Physiology
•The essence of Glenn physiology is that PBF is non-pulsatile and is driven by venous pressure from the SVC (or from both SVCs when bilateral). The cavopulmonary anastamosis raises cerebral venous pressure by an amount equal to the transpulmonary gradient, which may vary between 2-5 mmHg in favorable circumstances and reach 10-15 mmHg or more in patients with elevated PVR.
•The arterial oxyhemoglobin saturation is determined by the amount of pulmonary blood flow as well as the pulmonary vein saturation (assuming complete atrial mixing). Because PVR represents a second, serial downstream resistor in the cerebral circulation, elevations in PVR may cause decreased cerebral blood flow – and therefore pulmonary blood flow – decreasing the volume of oxygenated blood returning to the atrium and causing arterial hypoxemia. Alternatively, elevations in cerebral vascular resistance (e.g. respiratory alkalosis) may diminish PBF by increasing proximal resistance and exacerbate hypoxemia. Further, low Qp may be due to low cardiac output or to left atrial hypertension (e.g. restrictive atrial septum or LV non-compliance).

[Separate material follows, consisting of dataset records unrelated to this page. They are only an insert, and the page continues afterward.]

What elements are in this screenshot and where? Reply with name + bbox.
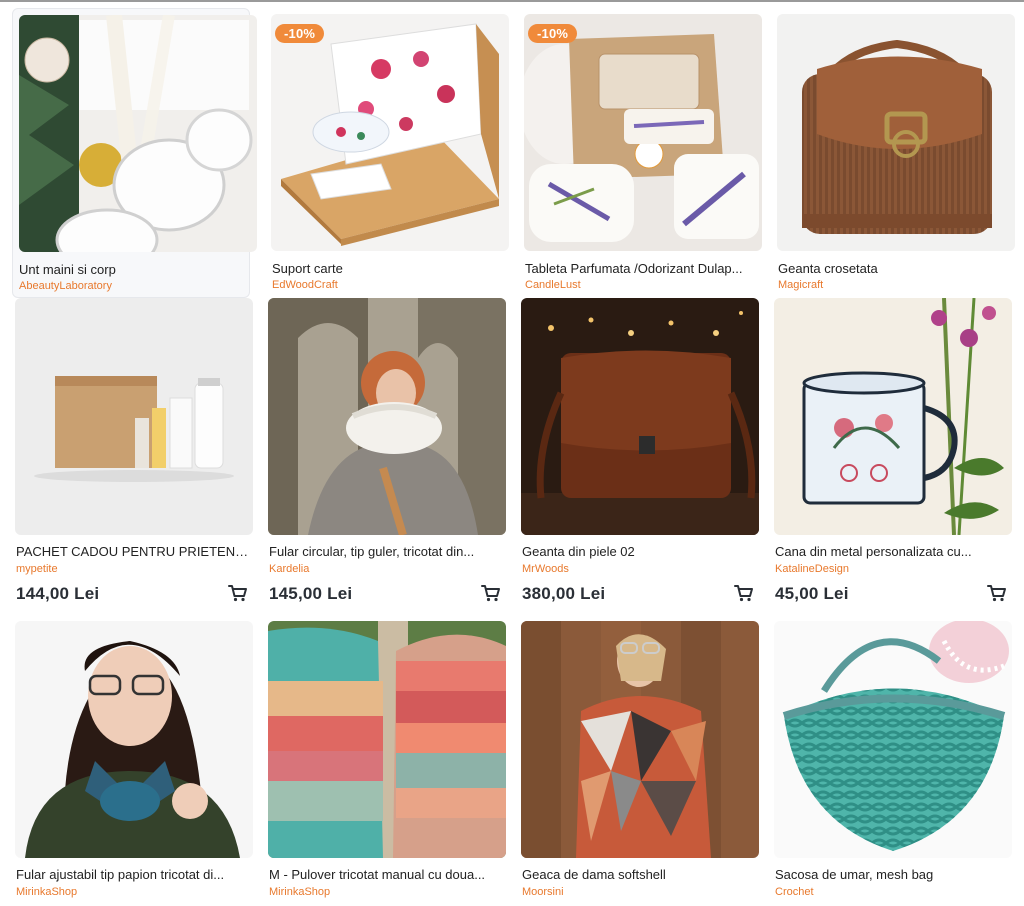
product-title[interactable]: Suport carte (272, 261, 508, 276)
product-card[interactable]: Unt maini si corp AbeautyLaboratory (12, 8, 257, 298)
product-title[interactable]: Sacosa de umar, mesh bag (775, 867, 1011, 882)
add-to-cart-button[interactable] (478, 581, 504, 605)
shop-link[interactable]: AbeautyLaboratory (19, 280, 112, 292)
product-card[interactable]: M - Pulover tricotat manual cu doua... M… (268, 621, 506, 906)
product-image[interactable] (777, 14, 1015, 251)
product-title[interactable]: Unt maini si corp (19, 262, 255, 277)
cart-icon (228, 585, 247, 602)
product-image[interactable] (268, 621, 506, 858)
product-title[interactable]: Tableta Parfumata /Odorizant Dulap... (525, 261, 761, 276)
shop-link[interactable]: EdWoodCraft (272, 279, 338, 291)
product-card[interactable]: Geanta crosetata Magicraft (777, 14, 1015, 294)
product-card[interactable]: -10% Suport carte EdWoodCraft (271, 14, 509, 294)
cart-icon (987, 585, 1006, 602)
product-card[interactable]: Fular ajustabil tip papion tricotat di..… (15, 621, 253, 906)
shop-link[interactable]: MirinkaShop (269, 886, 330, 898)
product-image[interactable] (15, 298, 253, 535)
product-title[interactable]: Geaca de dama softshell (522, 867, 758, 882)
shop-link[interactable]: Crochet (775, 886, 814, 898)
product-card[interactable]: -10% Tableta Parfumata /Odorizant Dulap.… (524, 14, 762, 294)
shop-link[interactable]: Moorsini (522, 886, 564, 898)
cart-icon (734, 585, 753, 602)
product-title[interactable]: Fular ajustabil tip papion tricotat di..… (16, 867, 252, 882)
product-price: 45,00 Lei (775, 584, 849, 603)
product-price: 145,00 Lei (269, 584, 353, 603)
product-card[interactable]: Fular circular, tip guler, tricotat din.… (268, 298, 506, 608)
product-image[interactable]: -10% (524, 14, 762, 251)
product-card[interactable]: Geaca de dama softshell Moorsini (521, 621, 759, 906)
shop-link[interactable]: Magicraft (778, 279, 823, 291)
product-image[interactable] (521, 621, 759, 858)
shop-link[interactable]: MrWoods (522, 563, 569, 575)
product-price: 380,00 Lei (522, 584, 606, 603)
product-title[interactable]: Cana din metal personalizata cu... (775, 544, 1011, 559)
add-to-cart-button[interactable] (225, 581, 251, 605)
product-card[interactable]: Geanta din piele 02 MrWoods 380,00 Lei (521, 298, 759, 608)
product-image[interactable] (521, 298, 759, 535)
product-title[interactable]: Geanta din piele 02 (522, 544, 758, 559)
product-image[interactable] (774, 621, 1012, 858)
add-to-cart-button[interactable] (731, 581, 757, 605)
product-title[interactable]: PACHET CADOU PENTRU PRIETENA... (16, 544, 252, 559)
product-image[interactable] (19, 15, 257, 252)
shop-link[interactable]: Kardelia (269, 563, 309, 575)
shop-link[interactable]: mypetite (16, 563, 58, 575)
product-title[interactable]: Geanta crosetata (778, 261, 1014, 276)
product-image[interactable] (15, 621, 253, 858)
shop-link[interactable]: CandleLust (525, 279, 581, 291)
product-title[interactable]: Fular circular, tip guler, tricotat din.… (269, 544, 505, 559)
discount-badge: -10% (528, 24, 578, 43)
product-card[interactable]: Cana din metal personalizata cu... Katal… (774, 298, 1012, 608)
product-title[interactable]: M - Pulover tricotat manual cu doua... (269, 867, 505, 882)
product-image[interactable] (774, 298, 1012, 535)
product-price: 144,00 Lei (16, 584, 100, 603)
product-card[interactable]: Sacosa de umar, mesh bag Crochet (774, 621, 1012, 906)
shop-link[interactable]: KatalineDesign (775, 563, 849, 575)
cart-icon (481, 585, 500, 602)
discount-badge: -10% (275, 24, 325, 43)
shop-link[interactable]: MirinkaShop (16, 886, 77, 898)
product-image[interactable]: -10% (271, 14, 509, 251)
product-card[interactable]: PACHET CADOU PENTRU PRIETENA... mypetite… (15, 298, 253, 608)
add-to-cart-button[interactable] (984, 581, 1010, 605)
top-divider (0, 0, 1024, 2)
product-image[interactable] (268, 298, 506, 535)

•PVR may be elevated in a number of circumstances. (1) Native PVR may be elevated due to lung disease, as in patients born with HLHS/ intact atrial septum or those with chronic aspiration or prolonged mechanical ventilation. (2) Branch pulmonary arteries may be hypoplastic due to asymmetric flow preoperatively. For example, in some patients the LPA experiences diminished flow following S1P. Relatedly, some patients with asymmetric elevated resistance may experience thrombus formation, particularly following PAplasty. (3) Similarly, some patients with diminuitive arterial flow may experience pulmonary vein stenosis, raising total pulmonary resistance. (4) Postoperative bleeding or effusion may cause compressive atelectasis, which may increase PVR and/or cause pulmonary venous desaturation. Treatment considerations
•When possible, early extubation allows for negative intrathoracic pressure, which increases the driving gradient for cerebral venous drainage into the thorax and promotes PBF.
• If CXR demonstrates significant pulmonary edema, this may be due to an elevated resistance to pulmonary lymphatic drainage (thoracic duct drains into the innominate vein). Early diuresis and low fat feedings may be effective.
• If significant hypoxemia is present (e.g. SaO2<75%):
•Consider and treat causes of elevated PVR.
•Ensure ETT patency and position.
•The use of increased FiO2 may diminish pulmonary vein desaturation and decrease PVR. •Examine for and treat pleural effusions, hemothorax, pneumothorax. •The use of inhaled nitric oxide is rarely necessary except in patients at risk for (or documented) elevated PVR (e.g. PVRi >2-3 iWU). •Persistent hypoxemia should prompt evaluation for venovenous (SVC to atrium or IVC) collaterals.